Gran Torino

Gran Torino (2008) is an American movie produced and directed by Clint Eastwood. In addition to film-making and producing, Eastwood is a prominent actor who also starred in the film himself. Gran Torino, set in Detroit, became the first mainstream movie to include a cast of Hmong Americans. The film is centered around Walter Kowalski, the retired auto worker and Korean War veteran who is forced to confront his prejudices against the many minorities now living in his neighborhood. Although Walter’s exterior is strong, his heart is gradually softened as unexpected friendships are formed with his next-door Hmong neighbors.

  • How do we see oppression of the Hmong people in this film? What has the film taught you about the Hmong people in the US?
  • What are some of the challenges and pressures Thao and Sue have to deal with as second-generation immigrants?

Gran Torino has taught me quite a lot about Hmong people in the US. Firstly, I learned that Hmong people are mountain people native to Asian countries such as China, Vietnam and Thailand. Continuously I learned that the Hmong people stood by the US in the Korean war, which sounded as something misconceived by many by the tone of Sue’s voice.
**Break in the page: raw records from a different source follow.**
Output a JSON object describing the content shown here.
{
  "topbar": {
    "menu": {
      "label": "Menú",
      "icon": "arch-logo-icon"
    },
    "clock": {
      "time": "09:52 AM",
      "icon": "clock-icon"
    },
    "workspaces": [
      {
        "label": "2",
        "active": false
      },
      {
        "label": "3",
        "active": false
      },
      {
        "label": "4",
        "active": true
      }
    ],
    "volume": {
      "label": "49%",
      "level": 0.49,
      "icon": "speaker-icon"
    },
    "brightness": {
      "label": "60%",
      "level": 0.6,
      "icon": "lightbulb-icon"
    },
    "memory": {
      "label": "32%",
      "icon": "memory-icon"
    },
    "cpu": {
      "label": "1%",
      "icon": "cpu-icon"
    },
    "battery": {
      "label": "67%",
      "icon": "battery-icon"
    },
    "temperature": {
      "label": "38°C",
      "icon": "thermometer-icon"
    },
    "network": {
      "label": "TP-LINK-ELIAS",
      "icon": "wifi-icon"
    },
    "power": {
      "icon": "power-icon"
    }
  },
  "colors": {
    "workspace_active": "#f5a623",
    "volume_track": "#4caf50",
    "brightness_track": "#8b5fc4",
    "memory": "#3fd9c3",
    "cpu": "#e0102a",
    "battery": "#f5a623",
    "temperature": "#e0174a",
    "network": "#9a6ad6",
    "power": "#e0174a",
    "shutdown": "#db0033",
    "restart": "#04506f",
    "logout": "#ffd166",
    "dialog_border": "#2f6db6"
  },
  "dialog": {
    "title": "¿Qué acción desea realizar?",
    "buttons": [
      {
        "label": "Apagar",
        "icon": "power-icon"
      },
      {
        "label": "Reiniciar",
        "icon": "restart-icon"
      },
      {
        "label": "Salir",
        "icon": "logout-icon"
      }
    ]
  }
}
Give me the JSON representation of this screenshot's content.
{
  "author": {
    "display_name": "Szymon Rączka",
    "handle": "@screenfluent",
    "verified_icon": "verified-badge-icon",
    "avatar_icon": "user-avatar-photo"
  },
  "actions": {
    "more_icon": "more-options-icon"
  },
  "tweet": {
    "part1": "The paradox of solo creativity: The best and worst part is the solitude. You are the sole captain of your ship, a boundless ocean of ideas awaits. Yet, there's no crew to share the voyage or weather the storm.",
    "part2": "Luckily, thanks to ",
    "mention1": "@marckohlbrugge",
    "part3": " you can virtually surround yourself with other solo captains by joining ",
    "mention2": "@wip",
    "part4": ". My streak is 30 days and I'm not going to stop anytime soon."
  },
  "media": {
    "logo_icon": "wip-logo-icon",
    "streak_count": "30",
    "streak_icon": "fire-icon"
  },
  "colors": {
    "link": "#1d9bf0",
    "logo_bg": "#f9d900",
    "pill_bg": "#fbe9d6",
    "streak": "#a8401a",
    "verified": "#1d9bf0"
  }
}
Qualities I learned about was the massive gratefulness and kindness the Hmong people display. After the main character (Walter) saves Sue from a Hmong gang, he gains immense respect from her family and the Hmong community. In one scene we see the Hmong people gathering up outside Walter’s house to offer him their gratitude in form of food and presents. He angrily decline their offers, and makes it clear that he wants them off his property.

Embarrassingly enough, Walter learns through his mistakes, one being affectionately petting a small child on the head. Touching any Hmong on the head is a big mistake, as Hmong’s believe the soul of a person is located in their head. Both the audience and Walter learns about the Hmong people and culture through Sue’s educational talk as the he reason why. Sue responds with telling him that eye contact is a sign of respect and recognition, both something he clearly lacks.

  • At the end scenes we also get glimpses of the Hmong’s traditional clothing. The pictures are not from the movie, but are reminiscent to those worn in the end scenes by Thao and Sue.

As second-generation immigrants, Thao and Sue has to adapt themselves in both the Hmong culture and the American culture. Thao and Sue deal with the expected template for each of the genders; girls indulge in studies and gain good educations, while boys are expected to join the gangs. Being forcefully commanded to carry out acts, vulgar language, harassment and invasion of privacy are just some of the challenges the two siblings has to endure.

I did some reading after watching the movie, and found out that strong prejudice against the Hmong people is still significant in the US. Most Hmong people are hesitant to form relations outside their own culture. These two points made the movie even stronger for me, as we see the main character overcoming the stereotypes and prejudices he had to form friendships within the Hmong culture.